SG - Is Earth a Closed Ecosystem?
The human species has been living on planet Earth for quite some time now. But oddly enough we have not always been a part of the Earth System. Up until the 1980s, systems scientists didn’t consider humans as an intrinsic factor in planetary regulation. When did this change? And why?
Is Earth a Closed Ecosystem?
Starting with the insights derived from NASA’s iconic Earthrise photograph, and pondering over his own career as an environmental systems analysist, Rik Leemans sheds light on some of the most important changes in the field that is now known as Earth System science.
Can we understand the Earth as a closed ecosystem? And how do evolutionary processes influence this utterly complex and interactive system? Buckle up!
About series ‘Biodomes and Spomes. What Do Closed Ecosystems Teach Us About Life on Earth?’

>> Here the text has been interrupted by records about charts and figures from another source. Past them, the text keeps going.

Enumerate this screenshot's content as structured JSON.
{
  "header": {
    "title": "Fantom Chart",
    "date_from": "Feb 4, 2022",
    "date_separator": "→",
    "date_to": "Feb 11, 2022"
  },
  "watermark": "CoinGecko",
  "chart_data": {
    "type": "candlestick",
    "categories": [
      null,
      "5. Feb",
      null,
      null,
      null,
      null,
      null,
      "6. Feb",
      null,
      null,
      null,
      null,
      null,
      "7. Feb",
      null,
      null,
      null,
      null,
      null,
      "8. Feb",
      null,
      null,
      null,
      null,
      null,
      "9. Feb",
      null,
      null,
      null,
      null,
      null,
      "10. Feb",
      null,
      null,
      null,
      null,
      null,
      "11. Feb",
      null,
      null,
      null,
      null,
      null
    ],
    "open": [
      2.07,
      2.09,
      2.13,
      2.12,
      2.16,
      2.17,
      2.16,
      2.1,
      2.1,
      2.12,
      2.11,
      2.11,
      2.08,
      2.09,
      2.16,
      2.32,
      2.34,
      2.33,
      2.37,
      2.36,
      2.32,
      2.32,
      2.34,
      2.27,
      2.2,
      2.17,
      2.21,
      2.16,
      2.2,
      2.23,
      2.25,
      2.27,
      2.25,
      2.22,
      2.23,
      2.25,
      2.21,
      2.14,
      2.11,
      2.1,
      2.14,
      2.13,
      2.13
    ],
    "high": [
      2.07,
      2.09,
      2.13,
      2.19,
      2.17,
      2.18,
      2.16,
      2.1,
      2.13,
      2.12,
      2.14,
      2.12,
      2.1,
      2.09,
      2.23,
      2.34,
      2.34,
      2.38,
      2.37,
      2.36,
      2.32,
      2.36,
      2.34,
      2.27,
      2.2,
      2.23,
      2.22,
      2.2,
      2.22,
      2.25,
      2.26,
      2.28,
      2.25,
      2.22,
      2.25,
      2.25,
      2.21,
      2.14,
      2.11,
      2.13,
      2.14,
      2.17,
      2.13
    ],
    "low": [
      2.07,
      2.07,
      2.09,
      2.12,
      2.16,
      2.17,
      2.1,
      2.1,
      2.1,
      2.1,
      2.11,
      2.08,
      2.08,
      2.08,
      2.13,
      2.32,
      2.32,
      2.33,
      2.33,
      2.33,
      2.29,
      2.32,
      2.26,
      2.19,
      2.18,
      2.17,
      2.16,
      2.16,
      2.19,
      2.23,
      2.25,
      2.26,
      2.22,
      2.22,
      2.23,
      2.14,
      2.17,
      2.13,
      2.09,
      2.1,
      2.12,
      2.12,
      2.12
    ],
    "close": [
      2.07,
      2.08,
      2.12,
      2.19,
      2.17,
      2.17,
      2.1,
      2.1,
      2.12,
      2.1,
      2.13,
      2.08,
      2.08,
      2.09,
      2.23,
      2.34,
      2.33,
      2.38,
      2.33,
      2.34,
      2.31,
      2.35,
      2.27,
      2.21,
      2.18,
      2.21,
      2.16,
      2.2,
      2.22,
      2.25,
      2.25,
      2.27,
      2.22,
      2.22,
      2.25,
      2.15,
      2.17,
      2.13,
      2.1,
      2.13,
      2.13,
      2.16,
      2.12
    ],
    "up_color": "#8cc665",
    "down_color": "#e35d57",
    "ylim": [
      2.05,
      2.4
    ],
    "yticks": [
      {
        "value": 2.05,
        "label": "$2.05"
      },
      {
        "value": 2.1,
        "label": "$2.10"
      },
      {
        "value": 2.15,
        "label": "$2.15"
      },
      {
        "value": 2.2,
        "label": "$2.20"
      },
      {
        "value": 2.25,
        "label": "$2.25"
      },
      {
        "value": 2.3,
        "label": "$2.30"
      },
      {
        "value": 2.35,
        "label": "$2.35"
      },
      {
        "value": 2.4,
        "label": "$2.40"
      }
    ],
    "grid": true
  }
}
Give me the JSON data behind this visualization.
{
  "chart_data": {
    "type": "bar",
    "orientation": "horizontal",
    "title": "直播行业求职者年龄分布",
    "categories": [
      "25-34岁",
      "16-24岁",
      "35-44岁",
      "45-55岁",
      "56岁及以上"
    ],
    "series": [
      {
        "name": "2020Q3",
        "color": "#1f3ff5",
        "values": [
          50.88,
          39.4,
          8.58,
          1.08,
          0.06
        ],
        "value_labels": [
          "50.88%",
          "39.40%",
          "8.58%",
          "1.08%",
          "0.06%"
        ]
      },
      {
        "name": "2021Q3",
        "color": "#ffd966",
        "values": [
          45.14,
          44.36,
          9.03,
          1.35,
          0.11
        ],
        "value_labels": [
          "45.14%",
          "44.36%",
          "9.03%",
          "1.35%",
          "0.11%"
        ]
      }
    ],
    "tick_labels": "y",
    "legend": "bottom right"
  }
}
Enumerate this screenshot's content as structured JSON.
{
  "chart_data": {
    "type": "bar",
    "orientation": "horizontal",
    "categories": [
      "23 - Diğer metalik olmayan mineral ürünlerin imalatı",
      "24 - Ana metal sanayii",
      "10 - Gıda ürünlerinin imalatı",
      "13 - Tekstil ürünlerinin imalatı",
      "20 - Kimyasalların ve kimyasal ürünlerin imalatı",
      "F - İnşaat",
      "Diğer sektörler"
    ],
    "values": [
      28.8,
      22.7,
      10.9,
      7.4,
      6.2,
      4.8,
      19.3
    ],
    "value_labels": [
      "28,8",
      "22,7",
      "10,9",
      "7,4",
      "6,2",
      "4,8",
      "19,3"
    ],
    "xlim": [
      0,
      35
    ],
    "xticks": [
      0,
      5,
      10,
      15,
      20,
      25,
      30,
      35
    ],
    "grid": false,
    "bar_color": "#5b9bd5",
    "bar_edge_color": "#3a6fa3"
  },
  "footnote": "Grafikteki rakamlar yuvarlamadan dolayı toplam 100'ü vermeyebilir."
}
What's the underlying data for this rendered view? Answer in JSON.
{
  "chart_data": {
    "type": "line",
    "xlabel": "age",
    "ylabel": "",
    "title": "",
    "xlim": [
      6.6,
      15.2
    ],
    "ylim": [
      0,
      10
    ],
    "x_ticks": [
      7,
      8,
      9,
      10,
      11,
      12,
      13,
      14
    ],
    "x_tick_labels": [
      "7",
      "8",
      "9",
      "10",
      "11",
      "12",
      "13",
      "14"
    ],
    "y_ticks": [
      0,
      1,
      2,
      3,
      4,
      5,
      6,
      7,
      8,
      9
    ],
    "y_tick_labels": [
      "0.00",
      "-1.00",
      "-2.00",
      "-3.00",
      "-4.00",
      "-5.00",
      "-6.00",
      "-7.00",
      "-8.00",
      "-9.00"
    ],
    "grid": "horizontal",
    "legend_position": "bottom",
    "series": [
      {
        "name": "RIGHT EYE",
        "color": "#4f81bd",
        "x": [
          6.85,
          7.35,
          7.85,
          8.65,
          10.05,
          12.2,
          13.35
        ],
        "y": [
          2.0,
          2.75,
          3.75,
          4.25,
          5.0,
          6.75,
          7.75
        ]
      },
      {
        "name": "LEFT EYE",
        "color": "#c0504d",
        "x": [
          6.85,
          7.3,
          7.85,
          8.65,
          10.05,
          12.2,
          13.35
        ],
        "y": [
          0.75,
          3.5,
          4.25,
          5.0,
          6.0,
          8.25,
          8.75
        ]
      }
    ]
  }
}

Imagine inhabiting a massive mason jar; substantially closed with respect to matter, but open to energy. What are the preconditions for life to thrive within such a closed ecosystem for an indefinite amount of time? And what role do we play in regulating these systems from both the outside and inside? Fasten your seatbelts, for in this series we travel through biodomes and spomes to unravel what closed ecosystems teach us about life within the largest known space home – planet Earth.
About Rik Leemans
Rik Leemans is Professor of Environmental Systems Analysis, with a strong focus on the resilience, vulnerability, and sustainability of ecosystems. Before he became the head of the ESA group – and after he abandoned his short career as a photographer – Rik studied the successional dynamics, structure, and models of boreal forests. He directed the development of the IMAGE-2 global climate change model, and has actively participated in the UN-Panels on Climate Change (IPCC) and biodiversity (IPBES). Within the Earth System sciences he is feared as much as he is celebrated for his fierce critique of the Bretherton model for climate and biospheric cycles, where humans are only an external factor. He put people into these models.